あめとうみ ヤマガタアツカ

前回までのあらすじ

ストーリー

音坂逢芽(おとさか あめ)が高校生になって1週間。入学式から今日まで無断欠席していた空咲宇海(からさき うみ)が登校してきた。2人は同じ中学からこの学校にやってきたが、ただ、それだけの関係で友達でもなんでもなかった。


 1週間も間を空けて現れたクラスメイトに興味津々な生徒たち。好意的に絡まれる宇海だったが、彼女自身はその“馴れ馴れしさ”に笑顔で返しつつも、少しその顔はひきつっていた。
 そんな宇海の様子を遠目に見ていた逢芽は、少ない交流ながらも中学時代に見かけた彼女の印象とそう変わっていないという感想を抱くのだった。

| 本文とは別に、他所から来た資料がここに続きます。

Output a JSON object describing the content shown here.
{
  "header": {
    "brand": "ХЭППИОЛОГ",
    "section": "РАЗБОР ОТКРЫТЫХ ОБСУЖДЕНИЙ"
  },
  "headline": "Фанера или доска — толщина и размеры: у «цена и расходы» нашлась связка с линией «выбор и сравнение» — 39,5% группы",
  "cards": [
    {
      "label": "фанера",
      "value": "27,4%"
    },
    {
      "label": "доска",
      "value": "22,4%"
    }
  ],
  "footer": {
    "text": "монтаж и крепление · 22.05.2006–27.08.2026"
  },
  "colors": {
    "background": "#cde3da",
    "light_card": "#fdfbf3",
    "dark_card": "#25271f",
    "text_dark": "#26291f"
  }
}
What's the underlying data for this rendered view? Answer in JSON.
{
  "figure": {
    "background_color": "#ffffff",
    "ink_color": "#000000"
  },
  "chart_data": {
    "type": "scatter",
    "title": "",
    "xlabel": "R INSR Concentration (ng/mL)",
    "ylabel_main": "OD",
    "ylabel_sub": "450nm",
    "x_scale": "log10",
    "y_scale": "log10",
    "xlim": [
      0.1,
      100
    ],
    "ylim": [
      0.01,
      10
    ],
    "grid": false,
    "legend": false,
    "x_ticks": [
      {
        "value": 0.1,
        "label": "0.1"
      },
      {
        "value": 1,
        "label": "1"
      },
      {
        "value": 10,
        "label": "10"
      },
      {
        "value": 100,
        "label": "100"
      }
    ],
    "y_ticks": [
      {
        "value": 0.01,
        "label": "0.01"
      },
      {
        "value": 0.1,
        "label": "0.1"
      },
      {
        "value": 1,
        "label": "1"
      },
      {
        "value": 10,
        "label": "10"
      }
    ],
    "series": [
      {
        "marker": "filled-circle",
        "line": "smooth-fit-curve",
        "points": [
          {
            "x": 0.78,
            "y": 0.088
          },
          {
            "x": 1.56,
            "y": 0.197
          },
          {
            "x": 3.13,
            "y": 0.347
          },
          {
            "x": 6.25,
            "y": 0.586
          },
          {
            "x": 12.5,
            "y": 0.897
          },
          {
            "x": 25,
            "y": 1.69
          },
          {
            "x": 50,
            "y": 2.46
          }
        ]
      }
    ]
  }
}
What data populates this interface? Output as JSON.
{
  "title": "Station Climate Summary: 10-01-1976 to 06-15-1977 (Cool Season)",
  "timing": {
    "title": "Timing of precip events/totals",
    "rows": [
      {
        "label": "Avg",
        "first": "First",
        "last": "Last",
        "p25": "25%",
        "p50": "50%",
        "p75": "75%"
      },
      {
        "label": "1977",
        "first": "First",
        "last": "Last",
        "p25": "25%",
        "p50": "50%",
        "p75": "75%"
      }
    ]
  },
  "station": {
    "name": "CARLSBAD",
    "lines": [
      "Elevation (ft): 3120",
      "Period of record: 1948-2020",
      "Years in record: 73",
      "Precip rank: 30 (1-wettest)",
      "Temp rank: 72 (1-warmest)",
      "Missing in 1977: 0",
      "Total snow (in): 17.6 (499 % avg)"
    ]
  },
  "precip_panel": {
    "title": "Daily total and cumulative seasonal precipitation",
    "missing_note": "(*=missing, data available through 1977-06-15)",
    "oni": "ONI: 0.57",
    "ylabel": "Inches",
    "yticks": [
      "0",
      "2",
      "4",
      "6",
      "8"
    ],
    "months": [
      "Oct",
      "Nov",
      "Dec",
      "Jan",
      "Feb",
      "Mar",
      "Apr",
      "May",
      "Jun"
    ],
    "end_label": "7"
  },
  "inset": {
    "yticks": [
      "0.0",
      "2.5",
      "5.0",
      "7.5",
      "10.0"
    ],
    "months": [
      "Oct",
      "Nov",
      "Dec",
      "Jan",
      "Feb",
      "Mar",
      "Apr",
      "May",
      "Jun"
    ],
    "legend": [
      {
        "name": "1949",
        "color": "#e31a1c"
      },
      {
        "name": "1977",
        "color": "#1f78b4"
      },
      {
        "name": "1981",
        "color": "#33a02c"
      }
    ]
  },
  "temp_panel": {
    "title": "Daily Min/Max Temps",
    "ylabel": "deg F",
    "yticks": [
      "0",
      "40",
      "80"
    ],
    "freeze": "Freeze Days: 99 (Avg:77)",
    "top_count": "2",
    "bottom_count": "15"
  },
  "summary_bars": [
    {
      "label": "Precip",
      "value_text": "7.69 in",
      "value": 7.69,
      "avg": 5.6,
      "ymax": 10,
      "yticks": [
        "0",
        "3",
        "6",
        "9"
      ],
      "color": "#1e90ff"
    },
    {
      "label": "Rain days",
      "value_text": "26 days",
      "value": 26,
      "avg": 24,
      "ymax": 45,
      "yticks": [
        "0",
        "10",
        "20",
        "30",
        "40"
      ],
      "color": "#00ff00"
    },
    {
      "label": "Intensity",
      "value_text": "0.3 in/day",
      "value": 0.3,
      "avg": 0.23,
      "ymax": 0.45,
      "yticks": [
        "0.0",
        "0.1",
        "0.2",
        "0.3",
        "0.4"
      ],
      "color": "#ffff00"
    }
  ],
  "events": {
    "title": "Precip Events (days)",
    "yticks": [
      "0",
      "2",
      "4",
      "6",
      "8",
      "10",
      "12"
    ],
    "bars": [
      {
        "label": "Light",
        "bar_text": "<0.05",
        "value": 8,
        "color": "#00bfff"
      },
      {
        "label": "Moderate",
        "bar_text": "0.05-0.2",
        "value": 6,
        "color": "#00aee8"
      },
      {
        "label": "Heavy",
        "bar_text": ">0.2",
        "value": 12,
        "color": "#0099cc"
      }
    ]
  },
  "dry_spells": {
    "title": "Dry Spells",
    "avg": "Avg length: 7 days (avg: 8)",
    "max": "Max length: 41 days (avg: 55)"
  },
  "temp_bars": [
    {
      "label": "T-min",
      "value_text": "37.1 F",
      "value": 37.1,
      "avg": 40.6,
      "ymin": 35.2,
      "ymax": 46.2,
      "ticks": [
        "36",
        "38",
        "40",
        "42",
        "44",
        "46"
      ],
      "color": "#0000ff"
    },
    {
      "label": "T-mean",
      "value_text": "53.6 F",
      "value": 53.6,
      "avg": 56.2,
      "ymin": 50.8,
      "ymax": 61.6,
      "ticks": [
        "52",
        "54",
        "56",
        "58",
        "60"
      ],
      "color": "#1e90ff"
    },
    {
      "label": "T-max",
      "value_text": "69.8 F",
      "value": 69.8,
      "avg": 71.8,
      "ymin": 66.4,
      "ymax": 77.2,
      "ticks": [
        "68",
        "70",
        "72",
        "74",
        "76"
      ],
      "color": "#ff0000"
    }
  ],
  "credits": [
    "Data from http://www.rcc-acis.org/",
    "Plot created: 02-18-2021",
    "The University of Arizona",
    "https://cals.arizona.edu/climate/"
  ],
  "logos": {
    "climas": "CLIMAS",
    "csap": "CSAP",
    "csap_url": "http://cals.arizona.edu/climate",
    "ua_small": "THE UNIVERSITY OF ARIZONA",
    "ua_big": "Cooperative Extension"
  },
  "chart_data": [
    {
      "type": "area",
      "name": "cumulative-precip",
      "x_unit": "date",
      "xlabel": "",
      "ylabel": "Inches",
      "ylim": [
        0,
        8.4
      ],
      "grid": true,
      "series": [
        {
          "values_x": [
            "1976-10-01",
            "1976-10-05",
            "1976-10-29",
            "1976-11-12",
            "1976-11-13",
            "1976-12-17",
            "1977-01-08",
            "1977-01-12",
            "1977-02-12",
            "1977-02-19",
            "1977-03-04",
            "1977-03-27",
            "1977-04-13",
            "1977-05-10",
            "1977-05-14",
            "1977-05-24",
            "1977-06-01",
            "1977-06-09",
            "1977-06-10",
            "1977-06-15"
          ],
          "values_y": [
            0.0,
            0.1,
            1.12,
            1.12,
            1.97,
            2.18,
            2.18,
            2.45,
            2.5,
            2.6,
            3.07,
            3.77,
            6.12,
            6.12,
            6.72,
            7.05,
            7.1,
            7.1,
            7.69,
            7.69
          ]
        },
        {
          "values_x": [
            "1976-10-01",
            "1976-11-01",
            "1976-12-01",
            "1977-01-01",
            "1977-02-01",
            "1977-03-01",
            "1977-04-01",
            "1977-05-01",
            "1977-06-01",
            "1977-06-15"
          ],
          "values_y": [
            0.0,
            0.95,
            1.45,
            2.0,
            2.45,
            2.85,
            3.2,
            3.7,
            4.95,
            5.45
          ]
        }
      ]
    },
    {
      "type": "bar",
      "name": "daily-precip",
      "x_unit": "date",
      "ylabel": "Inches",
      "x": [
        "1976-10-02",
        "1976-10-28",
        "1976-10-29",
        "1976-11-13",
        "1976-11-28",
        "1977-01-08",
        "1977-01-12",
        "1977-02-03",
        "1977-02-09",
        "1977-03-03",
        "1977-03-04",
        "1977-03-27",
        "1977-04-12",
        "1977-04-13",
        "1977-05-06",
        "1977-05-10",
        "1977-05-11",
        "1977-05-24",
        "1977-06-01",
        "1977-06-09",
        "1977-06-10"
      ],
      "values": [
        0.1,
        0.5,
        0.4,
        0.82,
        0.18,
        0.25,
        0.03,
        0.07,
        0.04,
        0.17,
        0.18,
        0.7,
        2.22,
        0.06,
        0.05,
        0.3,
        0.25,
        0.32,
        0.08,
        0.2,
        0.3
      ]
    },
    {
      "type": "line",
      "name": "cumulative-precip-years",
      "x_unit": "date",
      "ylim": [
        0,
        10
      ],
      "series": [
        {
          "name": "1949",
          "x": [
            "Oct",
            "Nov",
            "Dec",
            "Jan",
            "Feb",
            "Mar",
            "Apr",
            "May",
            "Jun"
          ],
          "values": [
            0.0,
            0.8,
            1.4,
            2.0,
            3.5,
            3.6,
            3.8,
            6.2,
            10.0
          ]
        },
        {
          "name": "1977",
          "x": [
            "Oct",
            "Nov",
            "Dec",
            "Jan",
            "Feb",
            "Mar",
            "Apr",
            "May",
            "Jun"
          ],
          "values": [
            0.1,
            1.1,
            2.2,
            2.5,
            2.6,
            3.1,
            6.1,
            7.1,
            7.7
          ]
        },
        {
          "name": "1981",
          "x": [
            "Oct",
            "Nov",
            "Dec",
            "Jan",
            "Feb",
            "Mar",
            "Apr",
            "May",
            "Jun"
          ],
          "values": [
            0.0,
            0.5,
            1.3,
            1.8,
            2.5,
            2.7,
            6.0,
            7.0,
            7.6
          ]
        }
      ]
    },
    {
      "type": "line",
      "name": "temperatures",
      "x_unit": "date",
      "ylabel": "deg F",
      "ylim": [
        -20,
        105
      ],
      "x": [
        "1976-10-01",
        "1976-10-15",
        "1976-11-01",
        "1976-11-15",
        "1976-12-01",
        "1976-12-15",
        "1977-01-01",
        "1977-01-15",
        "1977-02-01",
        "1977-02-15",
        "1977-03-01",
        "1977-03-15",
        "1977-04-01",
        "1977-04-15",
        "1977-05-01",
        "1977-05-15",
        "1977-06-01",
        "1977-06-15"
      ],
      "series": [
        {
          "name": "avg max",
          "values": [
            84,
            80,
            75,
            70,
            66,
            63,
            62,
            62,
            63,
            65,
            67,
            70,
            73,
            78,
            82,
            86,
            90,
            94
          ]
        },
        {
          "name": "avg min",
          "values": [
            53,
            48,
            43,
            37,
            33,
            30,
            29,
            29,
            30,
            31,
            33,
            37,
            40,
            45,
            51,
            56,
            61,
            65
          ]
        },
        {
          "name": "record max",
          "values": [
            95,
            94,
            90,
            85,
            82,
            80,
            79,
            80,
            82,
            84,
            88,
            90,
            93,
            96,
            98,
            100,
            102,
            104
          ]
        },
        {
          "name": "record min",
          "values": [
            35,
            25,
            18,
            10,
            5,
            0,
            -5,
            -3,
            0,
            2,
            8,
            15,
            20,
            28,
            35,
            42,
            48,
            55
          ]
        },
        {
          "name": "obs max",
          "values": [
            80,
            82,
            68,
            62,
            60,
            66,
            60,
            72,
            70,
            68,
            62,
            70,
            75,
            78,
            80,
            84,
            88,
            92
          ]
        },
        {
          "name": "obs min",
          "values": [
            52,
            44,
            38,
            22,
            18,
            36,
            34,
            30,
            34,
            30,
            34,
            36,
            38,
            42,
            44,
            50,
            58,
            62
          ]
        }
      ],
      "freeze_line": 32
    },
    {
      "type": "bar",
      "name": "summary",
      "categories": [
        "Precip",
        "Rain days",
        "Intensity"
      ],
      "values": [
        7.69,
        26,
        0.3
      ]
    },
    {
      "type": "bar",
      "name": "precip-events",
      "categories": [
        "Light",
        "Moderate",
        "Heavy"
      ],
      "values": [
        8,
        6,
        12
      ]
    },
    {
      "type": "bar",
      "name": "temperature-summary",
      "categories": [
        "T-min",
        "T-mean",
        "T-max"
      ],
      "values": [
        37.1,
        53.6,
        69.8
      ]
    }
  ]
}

 そんな中、HRでみんなが初日にやった「クラスメイトへの自己紹介」を先生に求められる宇海。集まる視線と容赦ない質問攻めにしどろもどろになっていた。それを見かねて助け舟を出したのは逢芽だった。自己紹介から解放され安堵する宇海だが、一方で逢芽は基本何事もめんどくさいことには一線置くスタンス的に「やりすぎたかな」と、自省するのだった。


 中学時代吹奏楽部に入っていた逢芽は、高校でも吹奏楽部に入部する。先輩に誘われ屋上でトロンボーンの練習に向かう際中、クラスの陽キャが去った後、うつむく宇海の姿が目に入る。そこで逢芽は楽器をひと鳴らしして音で彼女を小突く。あっけにとられる宇海に「猫背が気になる」からだと言い「また明日」と残し、屋上へ去るのだった。


 学校を後にした宇海だが、道中クラスの男子から連絡先を交換したいと声をかけられ、笑顔で対応するものの、スマホの通知画面に並ぶ今日だけでたくさん増えた「繋がり」からの通知の山にまた少しうつむいてしまう。そんな時、聞こえてきたのは逢芽の吹いた楽器の音色だった。
 その音に、彼の言葉を思い出した宇海は意識して背筋を伸ばし、彼の演奏をBGMにして引き続き帰路に着くのだった。

 翌日逢芽に自己紹介で助けてくれたお礼にとチョコを渡してきた宇海。ついでに「宇海さん」と呼んでもいいというお達しが。しかも、中学時代は吹奏楽部のユーレイ部員だった宇海がまたしても吹奏楽部に入ろうと言い出す始末。 下の名前、でもさん付け。クラスメイトで同じ部活…。少し距離が近づいた事に「ちょっとめんどくさそう」と感じる逢芽だった…。

キャラクター紹介
  • 音坂逢芽(おとさか あめ)
    高校1年生。中学から続けて吹奏楽部でトロンボーンを吹く。どこか達観して見えるのは、学校生活にも人生にも何も期待していないからだと当人は語る。「めんどくさいこと」は好きじゃないので何事にも基本首は突っ込みたくない性格。
  • 空咲宇海(からさき うみ)
    高校に入学するも1週間無断欠席していた。馴れ馴れしいクラスメイトに心底うんざりしているが、拒めず笑顔で接する。中学時代は逢芽と同じ吹奏楽部に所属しコントラバスを担当していたが、ユーレイ部員で、逢芽とも顔見知り程度の仲だった。